Other disagreements are harder to understand—and much harder to explain to students.
The Zadroga 9/11 Health and Compensation Act would pay health care costs for 9/11 first responders who were sickened by toxic fumes and debris when the Twin Towers fell. I don’t use the word “hero” very often, but that’s what these firefighters, police officers and medics were. They braved the inferno in order to rescue those inside, and they are now suffering from injuries and illnesses caused by that desperate effort. It passed the House with 90% of Republicans opposed. Then Senate Republicans refused to allow a vote on it, because “it would add to the deficit.”
Why in the world would Republicans oppose this bill? Concern for the deficit would be more believable had GOP Senators not been holding this and other measures hostage to their insistence that the richest 2% of Americans retain the favorable tax rates they received from George W. Bush.
Extending those rates would cost many billions more than providing much-needed medical care for first responders. Marginal rates are at historic lows: in 1945, the rate was 91% of every dollar earned over 200,000; in 1982, 50% of everything over 106,000; in 1993, 39.6% of earnings over 250,000. It is now 35% of everything over 357,700. If the Bush tax cuts expire, rates will revert to 1993 levels. Those levels would remain very low by historical standards, but even so, expiration would generate billions to reduce the deficit.
Republicans argue that low taxes on the wealthy spur job creation. The evidence for that assertion is mixed, to put it mildly. If we really want to encourage job creation, we’d be better served giving businesses tax credits for new jobs.
The income gap between rich and poor in this country is wider than it has been since the gilded age. Joblessness is at its highest point since the Depression. These indicators are warning signs, not just for our economic health, but for our civic well-being.

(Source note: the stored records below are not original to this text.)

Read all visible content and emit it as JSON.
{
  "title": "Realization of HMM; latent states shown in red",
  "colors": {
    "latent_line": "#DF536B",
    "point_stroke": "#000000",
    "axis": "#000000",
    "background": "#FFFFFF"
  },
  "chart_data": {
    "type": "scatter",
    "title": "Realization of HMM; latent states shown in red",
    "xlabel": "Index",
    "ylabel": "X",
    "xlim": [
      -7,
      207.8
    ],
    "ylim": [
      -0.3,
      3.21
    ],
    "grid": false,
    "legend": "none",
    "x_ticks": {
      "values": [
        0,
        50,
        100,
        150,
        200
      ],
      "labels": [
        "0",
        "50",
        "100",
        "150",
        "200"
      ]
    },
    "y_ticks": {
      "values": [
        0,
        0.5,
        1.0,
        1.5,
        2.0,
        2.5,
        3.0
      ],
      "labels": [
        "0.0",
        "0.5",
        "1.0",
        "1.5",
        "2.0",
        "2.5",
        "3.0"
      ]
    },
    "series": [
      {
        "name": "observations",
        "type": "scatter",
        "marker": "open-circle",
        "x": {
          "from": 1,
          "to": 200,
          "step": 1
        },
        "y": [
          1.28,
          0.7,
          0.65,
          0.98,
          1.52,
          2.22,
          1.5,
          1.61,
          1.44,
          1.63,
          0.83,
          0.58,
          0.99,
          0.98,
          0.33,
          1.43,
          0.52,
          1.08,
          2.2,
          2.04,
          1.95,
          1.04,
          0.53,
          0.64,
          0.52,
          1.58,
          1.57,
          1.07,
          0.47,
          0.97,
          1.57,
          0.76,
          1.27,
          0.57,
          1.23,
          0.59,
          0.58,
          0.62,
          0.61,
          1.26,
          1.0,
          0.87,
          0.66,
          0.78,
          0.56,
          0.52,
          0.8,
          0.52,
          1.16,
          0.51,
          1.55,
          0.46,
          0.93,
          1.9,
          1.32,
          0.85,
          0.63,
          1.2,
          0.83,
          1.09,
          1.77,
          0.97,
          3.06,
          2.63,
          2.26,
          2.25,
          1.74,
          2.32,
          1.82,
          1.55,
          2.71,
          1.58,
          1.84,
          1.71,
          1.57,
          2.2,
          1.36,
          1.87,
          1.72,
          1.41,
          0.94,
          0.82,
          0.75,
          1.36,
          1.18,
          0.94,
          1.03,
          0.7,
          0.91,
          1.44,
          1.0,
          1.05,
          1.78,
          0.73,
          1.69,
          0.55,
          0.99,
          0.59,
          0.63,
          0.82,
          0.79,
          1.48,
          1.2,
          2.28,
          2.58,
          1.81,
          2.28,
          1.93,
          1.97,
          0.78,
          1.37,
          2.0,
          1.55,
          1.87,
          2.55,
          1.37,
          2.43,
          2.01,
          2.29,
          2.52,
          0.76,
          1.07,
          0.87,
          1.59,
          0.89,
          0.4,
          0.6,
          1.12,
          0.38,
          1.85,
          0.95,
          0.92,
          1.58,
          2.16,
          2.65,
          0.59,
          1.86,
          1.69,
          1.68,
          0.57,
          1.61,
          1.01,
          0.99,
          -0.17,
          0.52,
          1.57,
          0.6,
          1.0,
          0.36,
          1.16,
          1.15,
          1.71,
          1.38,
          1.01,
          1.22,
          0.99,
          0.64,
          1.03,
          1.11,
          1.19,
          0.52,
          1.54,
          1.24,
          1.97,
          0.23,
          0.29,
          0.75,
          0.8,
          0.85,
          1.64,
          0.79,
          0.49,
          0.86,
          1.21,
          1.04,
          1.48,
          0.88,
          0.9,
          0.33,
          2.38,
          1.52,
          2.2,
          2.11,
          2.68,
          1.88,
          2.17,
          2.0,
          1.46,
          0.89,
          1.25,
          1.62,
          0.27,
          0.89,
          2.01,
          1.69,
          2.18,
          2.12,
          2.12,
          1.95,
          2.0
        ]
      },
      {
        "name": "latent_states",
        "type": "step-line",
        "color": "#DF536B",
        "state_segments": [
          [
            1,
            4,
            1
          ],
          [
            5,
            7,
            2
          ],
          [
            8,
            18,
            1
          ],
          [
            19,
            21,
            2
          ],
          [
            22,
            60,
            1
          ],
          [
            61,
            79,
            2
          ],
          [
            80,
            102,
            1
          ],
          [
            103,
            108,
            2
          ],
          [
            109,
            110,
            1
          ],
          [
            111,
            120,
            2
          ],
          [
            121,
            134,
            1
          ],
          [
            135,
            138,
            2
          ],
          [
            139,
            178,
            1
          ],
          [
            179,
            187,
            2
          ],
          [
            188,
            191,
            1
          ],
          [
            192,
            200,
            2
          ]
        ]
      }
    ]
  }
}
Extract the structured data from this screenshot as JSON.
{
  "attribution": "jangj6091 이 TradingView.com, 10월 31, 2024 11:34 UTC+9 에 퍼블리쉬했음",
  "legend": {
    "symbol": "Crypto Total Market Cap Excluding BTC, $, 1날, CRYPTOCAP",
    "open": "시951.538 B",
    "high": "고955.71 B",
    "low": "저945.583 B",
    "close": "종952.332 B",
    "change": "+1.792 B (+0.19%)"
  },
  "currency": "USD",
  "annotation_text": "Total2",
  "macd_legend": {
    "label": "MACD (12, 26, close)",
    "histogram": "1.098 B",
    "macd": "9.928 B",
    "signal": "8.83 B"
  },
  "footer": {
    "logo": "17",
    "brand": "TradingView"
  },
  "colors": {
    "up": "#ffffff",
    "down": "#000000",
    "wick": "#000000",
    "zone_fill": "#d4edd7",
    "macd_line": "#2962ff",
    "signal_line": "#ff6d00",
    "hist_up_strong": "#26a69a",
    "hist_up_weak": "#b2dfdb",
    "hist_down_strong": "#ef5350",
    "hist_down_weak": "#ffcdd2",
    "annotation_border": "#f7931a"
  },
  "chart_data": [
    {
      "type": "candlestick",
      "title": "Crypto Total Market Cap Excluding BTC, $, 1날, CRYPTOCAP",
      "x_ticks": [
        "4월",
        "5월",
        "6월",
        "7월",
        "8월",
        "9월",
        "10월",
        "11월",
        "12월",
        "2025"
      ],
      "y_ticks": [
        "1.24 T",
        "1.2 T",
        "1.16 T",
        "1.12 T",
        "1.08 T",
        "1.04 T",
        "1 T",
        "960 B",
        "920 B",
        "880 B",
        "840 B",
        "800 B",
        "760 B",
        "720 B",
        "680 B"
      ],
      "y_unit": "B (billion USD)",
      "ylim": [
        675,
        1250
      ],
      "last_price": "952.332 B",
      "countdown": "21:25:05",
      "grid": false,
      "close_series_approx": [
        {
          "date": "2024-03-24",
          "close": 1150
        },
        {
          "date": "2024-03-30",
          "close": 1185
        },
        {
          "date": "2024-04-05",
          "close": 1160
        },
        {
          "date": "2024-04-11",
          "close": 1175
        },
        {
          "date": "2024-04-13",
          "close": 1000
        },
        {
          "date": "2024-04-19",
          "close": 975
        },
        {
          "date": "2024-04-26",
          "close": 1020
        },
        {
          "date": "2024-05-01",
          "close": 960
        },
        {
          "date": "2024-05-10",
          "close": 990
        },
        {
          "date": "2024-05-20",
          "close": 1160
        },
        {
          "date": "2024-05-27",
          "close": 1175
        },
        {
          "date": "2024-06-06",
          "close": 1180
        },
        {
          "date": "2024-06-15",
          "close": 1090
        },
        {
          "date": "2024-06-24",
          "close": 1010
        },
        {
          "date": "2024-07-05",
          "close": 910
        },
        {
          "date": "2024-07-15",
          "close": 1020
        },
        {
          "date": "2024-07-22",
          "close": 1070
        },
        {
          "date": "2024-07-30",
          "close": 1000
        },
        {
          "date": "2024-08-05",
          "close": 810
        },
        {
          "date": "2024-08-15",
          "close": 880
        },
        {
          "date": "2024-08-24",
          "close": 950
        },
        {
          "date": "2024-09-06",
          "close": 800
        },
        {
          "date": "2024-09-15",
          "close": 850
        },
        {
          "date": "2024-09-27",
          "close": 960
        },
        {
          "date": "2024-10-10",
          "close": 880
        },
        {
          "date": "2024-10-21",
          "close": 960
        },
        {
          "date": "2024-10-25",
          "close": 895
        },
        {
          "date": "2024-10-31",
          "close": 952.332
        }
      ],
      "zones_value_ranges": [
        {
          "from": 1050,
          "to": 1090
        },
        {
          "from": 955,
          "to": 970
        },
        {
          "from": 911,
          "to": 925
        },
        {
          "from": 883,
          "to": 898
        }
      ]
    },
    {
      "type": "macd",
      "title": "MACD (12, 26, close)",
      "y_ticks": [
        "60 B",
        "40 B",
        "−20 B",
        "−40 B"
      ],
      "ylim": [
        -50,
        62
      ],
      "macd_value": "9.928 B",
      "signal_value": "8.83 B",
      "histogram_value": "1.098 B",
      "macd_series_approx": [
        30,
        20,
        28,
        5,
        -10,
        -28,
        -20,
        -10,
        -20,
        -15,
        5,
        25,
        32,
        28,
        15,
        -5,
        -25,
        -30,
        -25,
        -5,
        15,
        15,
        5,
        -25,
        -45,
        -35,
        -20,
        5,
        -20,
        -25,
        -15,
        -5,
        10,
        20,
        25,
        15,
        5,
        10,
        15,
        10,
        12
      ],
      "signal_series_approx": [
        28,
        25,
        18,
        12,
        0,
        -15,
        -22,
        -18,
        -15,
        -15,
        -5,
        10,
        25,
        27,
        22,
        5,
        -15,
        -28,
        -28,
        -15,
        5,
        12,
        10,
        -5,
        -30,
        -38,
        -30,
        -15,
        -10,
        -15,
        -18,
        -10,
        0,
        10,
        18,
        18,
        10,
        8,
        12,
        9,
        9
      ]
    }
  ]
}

Denying first responders desperately needed medical treatment so that millionaires won’t have to endure a 4.6% marginal tax rate increase cannot be excused as a good-faith policy dispute, and it can’t be explained to students in those terms. Whatever the actual motive, it is, quite simply, disgraceful.
Perhaps what we need to tell our students is that Americans are facing two kinds of deficits right now: monetary and moral. Ultimately, our fiscal problems—difficult as they seem—may be easier to resolve.